Türkische Familie in Köln geht durch die Jugendamt Hölle

Die Familie Önder muss seit 1,5 Jahren die Willkür und Allmacht des hiesigen Kinderamts in Köln ertragen.  Es begann alles am 25.04.2017, als dem ältesten Bruder (damals 3 Jahre) auffiel, dass es dem jüngsten Bruder Armagan, gerade erst 27 Tage alt, offenbar nicht gut ging. Die alarmierte Mutter registrierte schnell eine Bewusstlosigkeit ihres Babys. Sie fuhren umgehend ins Krankenhaus, wo sie das Kind in die Obhut einer Kölner Kinderklinik gaben. Es wurde ein Knochenbruch festgestellt, Ayse und Kenan konnten sich den Bruch nicht erklären. Was dann folgte, mutet einem schlechten Hollywood Streifen. Das Jugendamt wurde eingeschaltet und alle drei Kinder wurden zum Entsetzen von Ayse und Kenan Önder in verschiedene Pflegefamilien gesteckt. Der Kampf um die eigenen Kinder begann. Der ausgebildete Bäcker und seine Frau, die erst mit der Heirat nach Deutschland kam und der deutschen Sprache noch nicht mächtig ist, schalteten in der Folge des Verfahrens, vier Anwälte ein. Doch die Mühlen der Behörden mahlen langsam. Sie erreichten nach 7 Wochen die Herausgabe von Melike Önder(3) und Irfan Önder(4). Jedoch Armagan Önder, sein Name bedeutet in das deutsche übersetzt „Das Geschenk“, wurde ohne einen stichhaltigen Grund weiterhin einbehalten. Irfan Önder(4)  wurde durch den Aufenthalt in der fremden Pflegefamilie psychisch schwer traumatisiert. Er schildert noch heute seiner Mutter, zu der er ein sehr inniges Mutter-Kind Verhältnis hat, wie er vom Pflegevater angeschrien, mit Spielsachen an den Kopf beworfen und anschließend eingesperrt wurde. Einziger Wermutstropfen Schwester Melike Önder(3) hatte etwas mehr Glück mit der Pflegefamilie. Während beide wieder wohlbehütet zu ihren Leiblichen Eltern zurückkehren konnten, geht der Kampf um den kleinen Armagan, der mittlerweile 1,5 Jahre ist, weiter. Die Gerichtsprotokolle lesen sich haarsträubend, es wird dem Vater Kenan vorgeworfen, nachdem ihm im Gerichtsverfahren der Geduldsfaden gerissen ist, laut geworden zu sein. Nicht weniger haarsträubend ist das Gutachten, welches ein Fremdeln des Kindes zu den leiblichen Eltern feststellt, nachdem den Eltern nach einem Jahr ein Besuchsrecht zu ihrem Kind eingeräumt wurde und sie Armagan (1,5) zum ersten Mal sehen konnten.

Ayse und Kenan Önder haben bis heute keine Information darüber erhalten, warum Armagan mit 6 Monaten wieder einen Knochenbruch erlitt, diesmal in der Pflegefamilie. Über diesen Sachverhalt wurden sie durch ein Versehen der Krankenversicherung informiert, der die Post eigentlich an die Pflegefamilie schicken sollte. Auch auf die Frage, ob ihr Kind möglicherweise die Glasknochenkrankheit hat, wurde nicht eingegangen.

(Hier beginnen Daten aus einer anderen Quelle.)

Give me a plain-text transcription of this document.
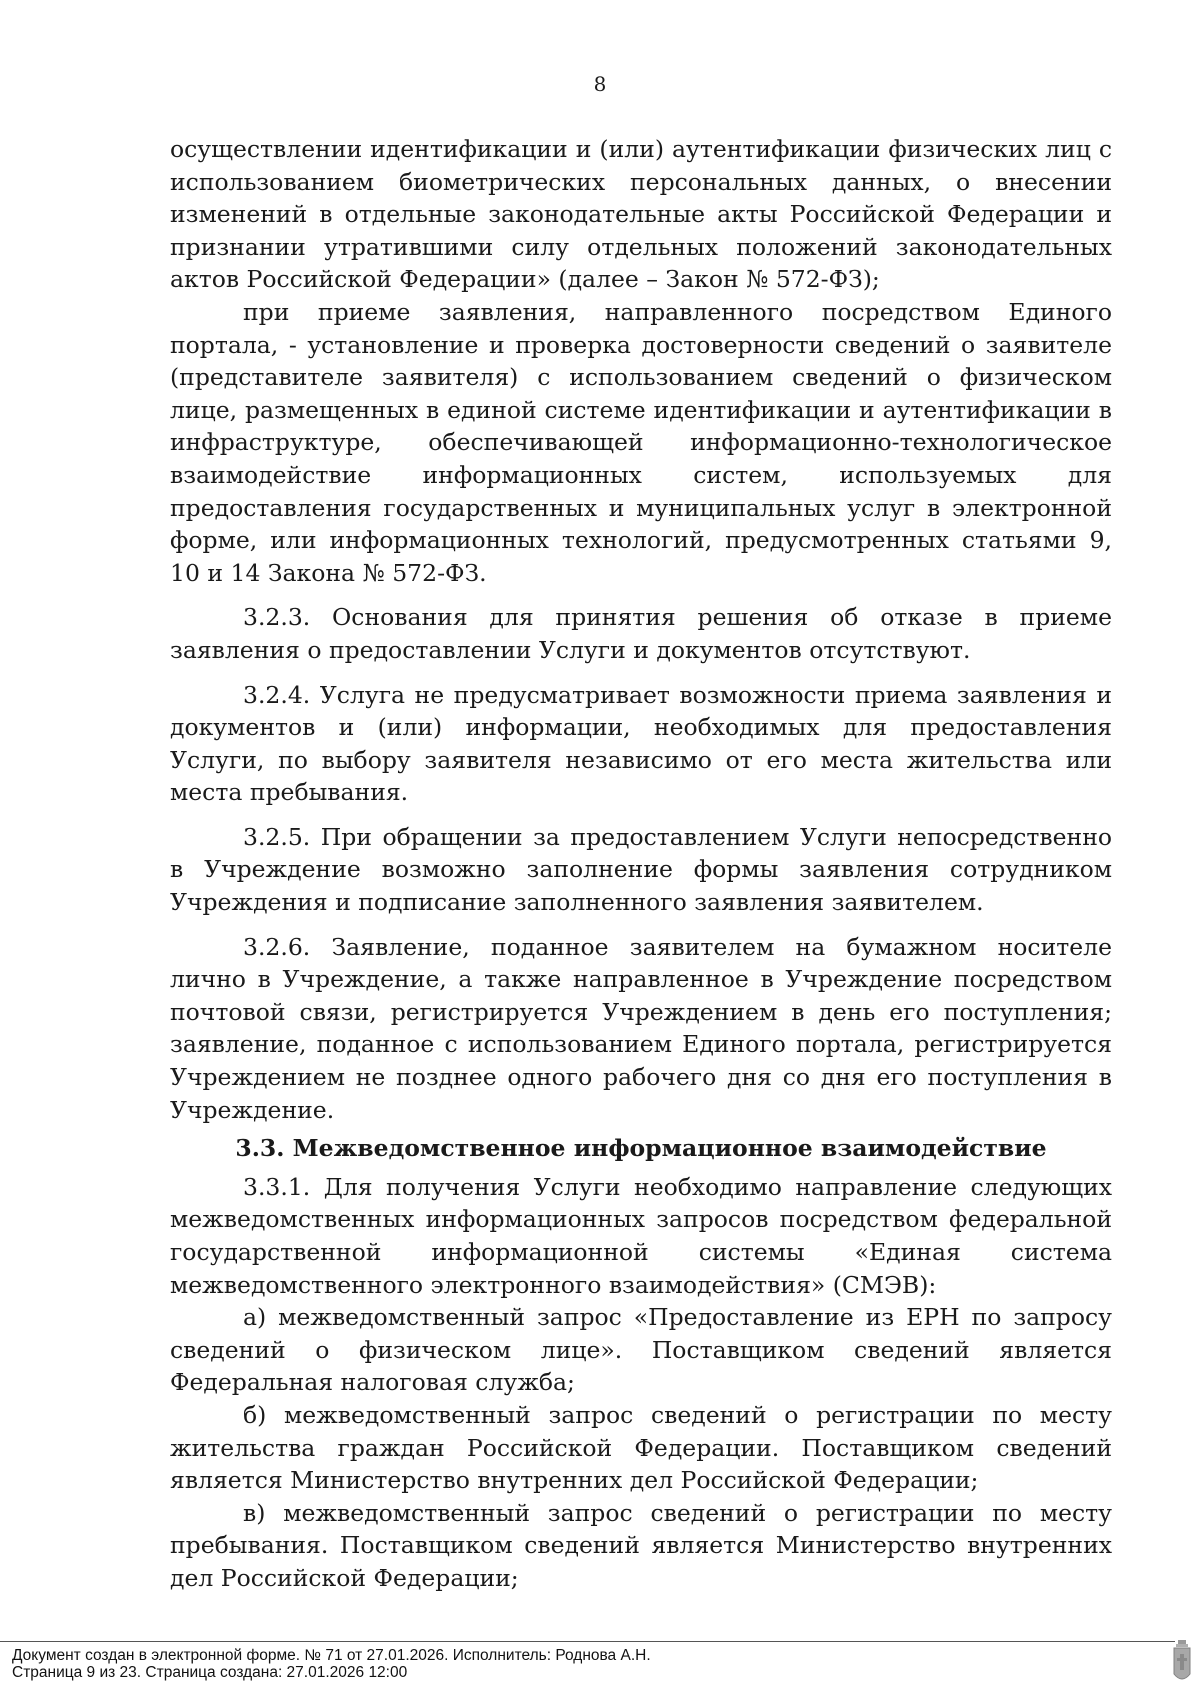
8

осуществлении идентификации и (или) аутентификации физических лиц с использованием биометрических персональных данных, о внесении изменений в отдельные законодательные акты Российской Федерации и признании утратившими силу отдельных положений законодательных актов Российской Федерации» (далее – Закон № 572-ФЗ);

при приеме заявления, направленного посредством Единого портала, - установление и проверка достоверности сведений о заявителе (представителе заявителя) с использованием сведений о физическом лице, размещенных в единой системе идентификации и аутентификации в инфраструктуре, обеспечивающей информационно-технологическое взаимодействие информационных систем, используемых для предоставления государственных и муниципальных услуг в электронной форме, или информационных технологий, предусмотренных статьями 9, 10 и 14 Закона № 572-ФЗ.

3.2.3. Основания для принятия решения об отказе в приеме заявления о предоставлении Услуги и документов отсутствуют.

3.2.4. Услуга не предусматривает возможности приема заявления и документов и (или) информации, необходимых для предоставления Услуги, по выбору заявителя независимо от его места жительства или места пребывания.

3.2.5. При обращении за предоставлением Услуги непосредственно в Учреждение возможно заполнение формы заявления сотрудником Учреждения и подписание заполненного заявления заявителем.

3.2.6. Заявление, поданное заявителем на бумажном носителе лично в Учреждение, а также направленное в Учреждение посредством почтовой связи, регистрируется Учреждением в день его поступления; заявление, поданное с использованием Единого портала, регистрируется Учреждением не позднее одного рабочего дня со дня его поступления в Учреждение.

3.3. Межведомственное информационное взаимодействие

3.3.1. Для получения Услуги необходимо направление следующих межведомственных информационных запросов посредством федеральной государственной информационной системы «Единая система межведомственного электронного взаимодействия» (СМЭВ):

а) межведомственный запрос «Предоставление из ЕРН по запросу сведений о физическом лице». Поставщиком сведений является Федеральная налоговая служба;

б) межведомственный запрос сведений о регистрации по месту жительства граждан Российской Федерации. Поставщиком сведений является Министерство внутренних дел Российской Федерации;

в) межведомственный запрос сведений о регистрации по месту пребывания. Поставщиком сведений является Министерство внутренних дел Российской Федерации;

Документ создан в электронной форме. № 71 от 27.01.2026. Исполнитель: Роднова А.Н.
Страница 9 из 23. Страница создана: 27.01.2026 12:00
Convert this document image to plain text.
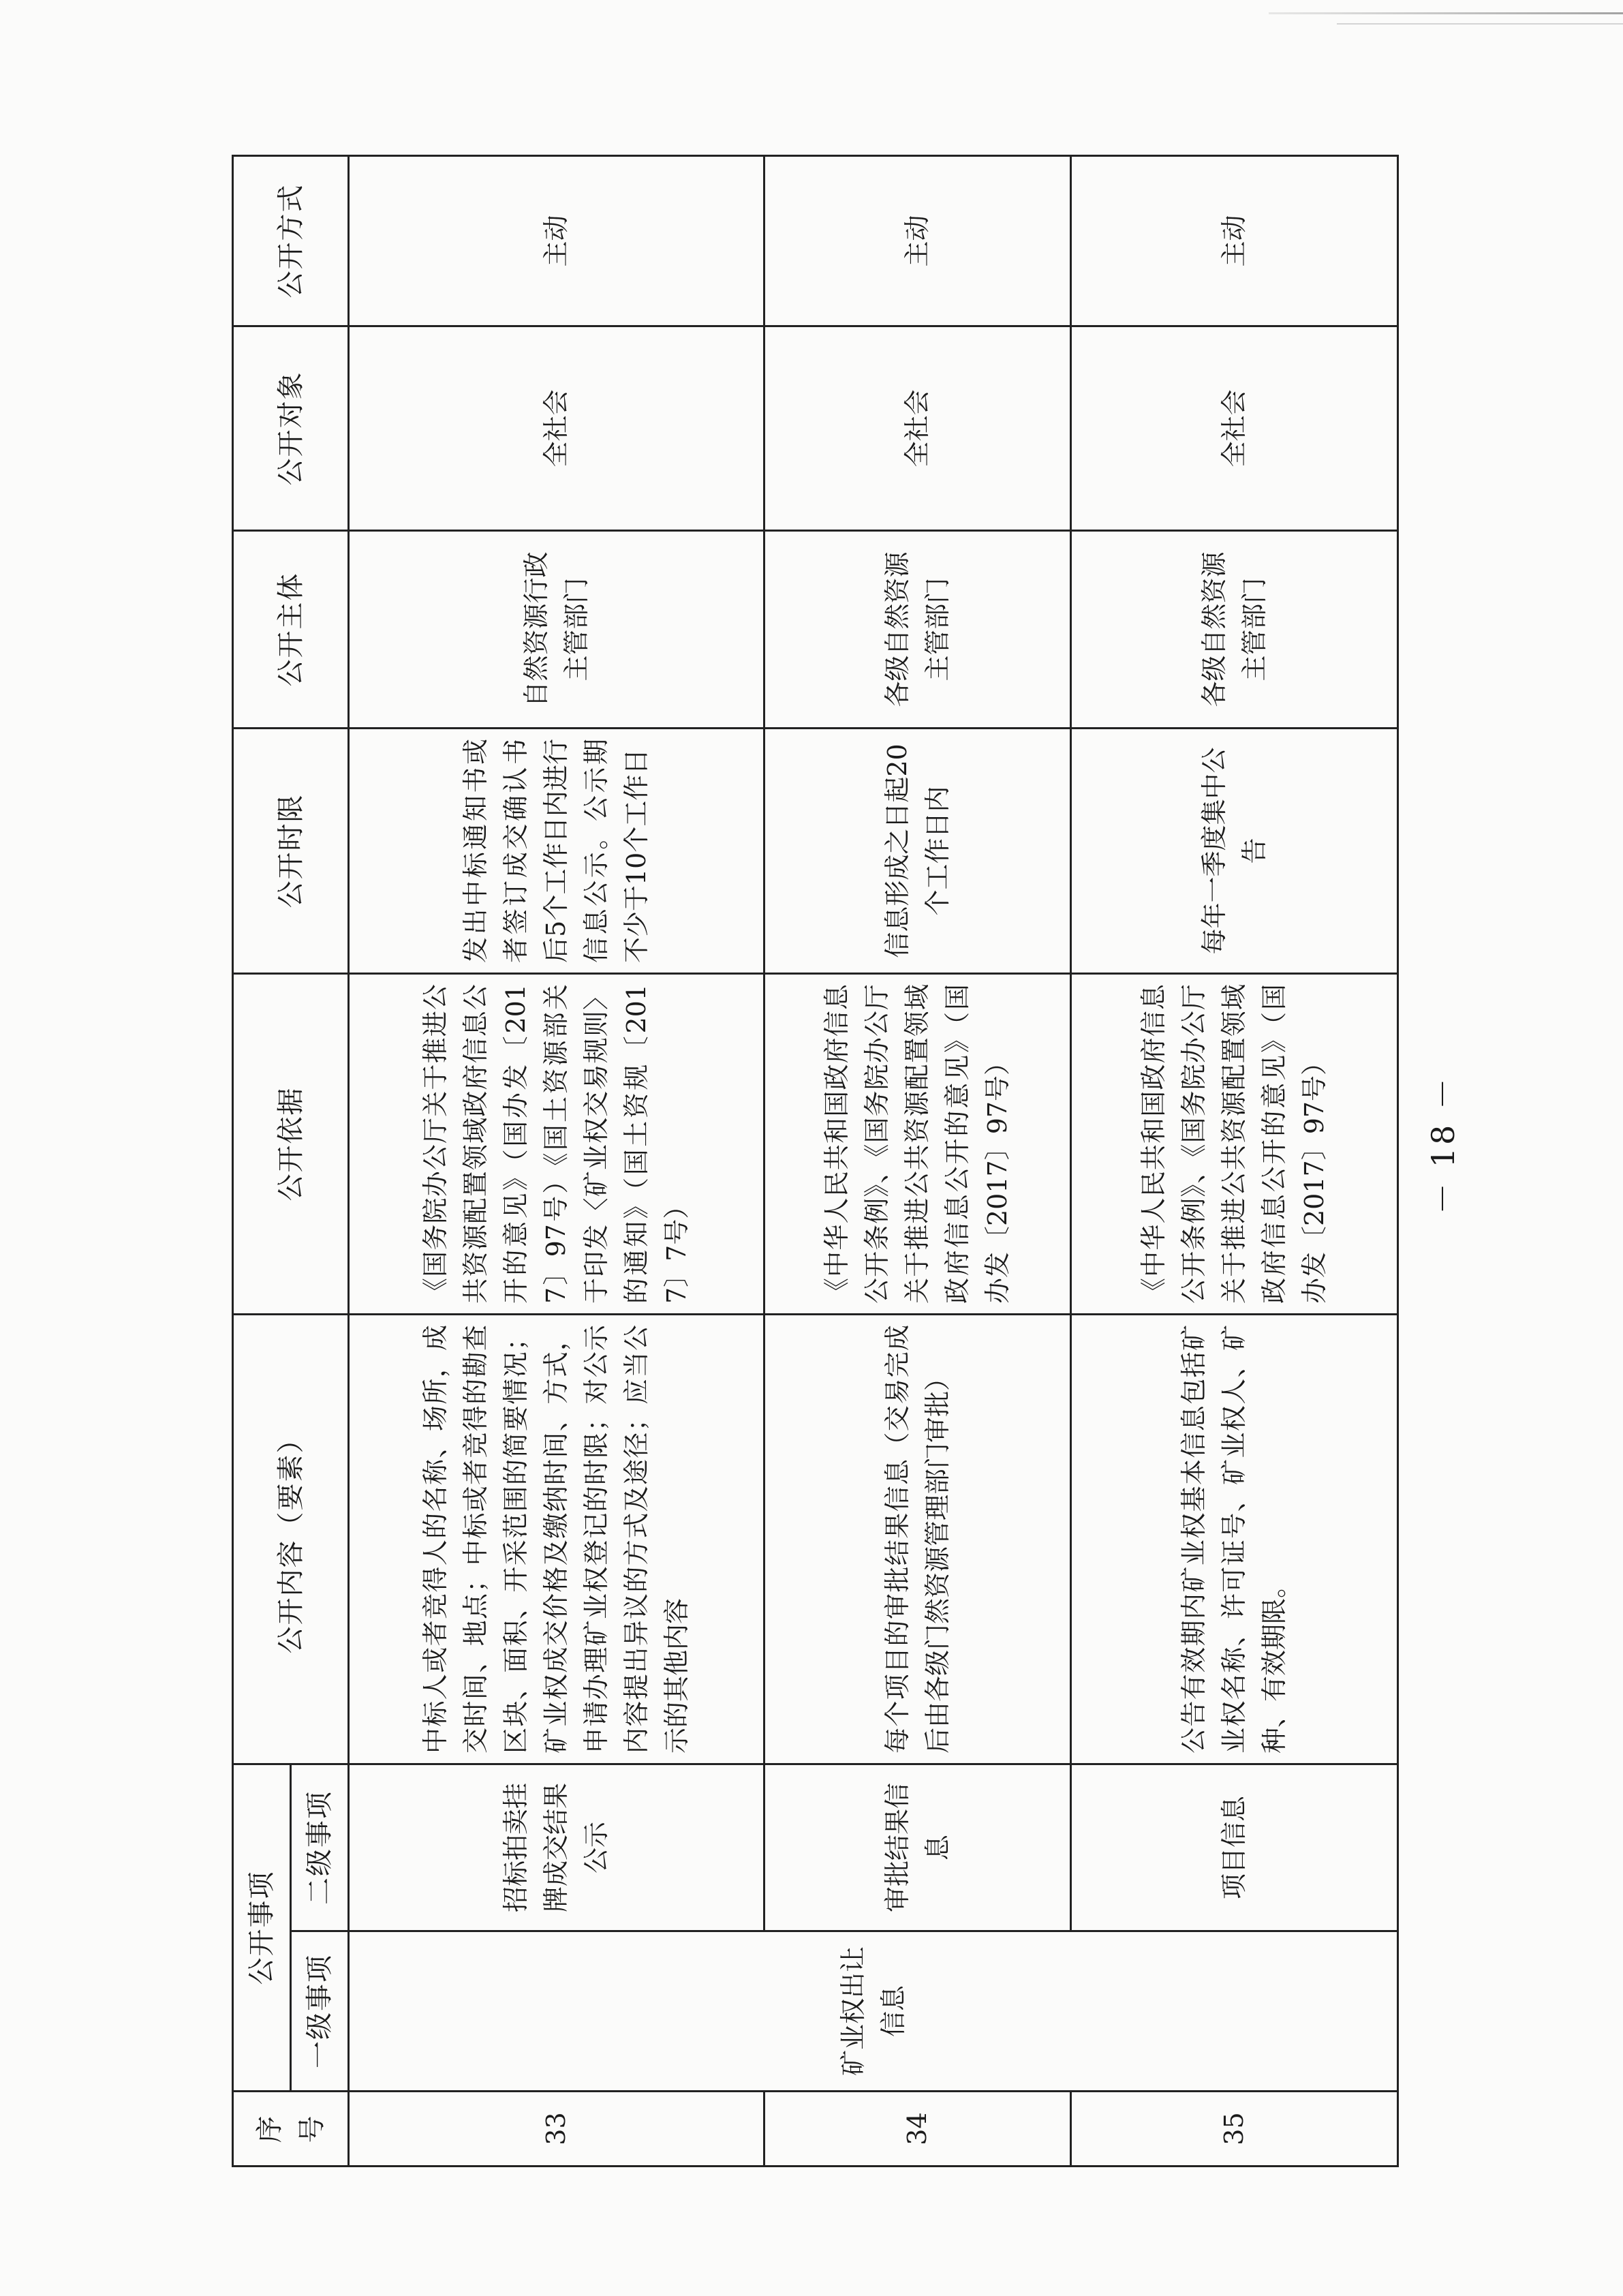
序号	公开事项		公开内容（要素）	公开依据	公开时限	公开主体	公开对象	公开方式
	一级事项	二级事项						
33	矿业权出让信息	招标拍卖挂牌成交结果公示	中标人或者竞得人的名称、场所，成交时间、地点；中标或者竞得的勘查区块、面积、开采范围的简要情况；矿业权成交价格及缴纳时间、方式，申请办理矿业权登记的时限；对公示内容提出异议的方式及途径；应当公示的其他内容	《国务院办公厅关于推进公共资源配置领域政府信息公开的意见》（国办发〔2017〕97号）《国土资源部关于印发〈矿业权交易规则〉的通知》（国土资规〔2017〕7号）	发出中标通知书或者签订成交确认书后5个工作日内进行信息公示。公示期不少于10个工作日	自然资源行政主管部门	全社会	主动
34		审批结果信息	每个项目的审批结果信息（交易完成后由各级门然资源管理部门审批）	《中华人民共和国政府信息公开条例》、《国务院办公厅关于推进公共资源配置领域政府信息公开的意见》（国办发〔2017〕97号）	信息形成之日起20个工作日内	各级自然资源主管部门	全社会	主动
35		项目信息	公告有效期内矿业权基本信息包括矿业权名称、许可证号、矿业权人、矿种、有效期限。	《中华人民共和国政府信息公开条例》、《国务院办公厅关于推进公共资源配置领域政府信息公开的意见》（国办发〔2017〕97号）	每年一季度集中公告	各级自然资源主管部门	全社会	主动
－ 18 －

Wir haben die Familie Önder bei unserem Besuch als liebevolle Familie erlebt. Ayse und Kenan haben nichts mit Drogen und Alkohol im Sinn. Sie sind verzweifelt und fühlen sich ohnmächtig. Die strapazierenden, zermürbenden und entwürdigenden Gerichtsverfahren belasten die Familie sehr.

Ayse und Kenan wollen ihren Sohn, und Melike und Irfan ihren Bruder, zurück.

Wir, die Allianz Deutscher Demokraten, unterstützen sie dabei.

Wir können nicht tatenlos dabei zuschauen, dass einer Familie das Kind genommen wird, nur weil sie wohlmöglich fromme Muslime sind.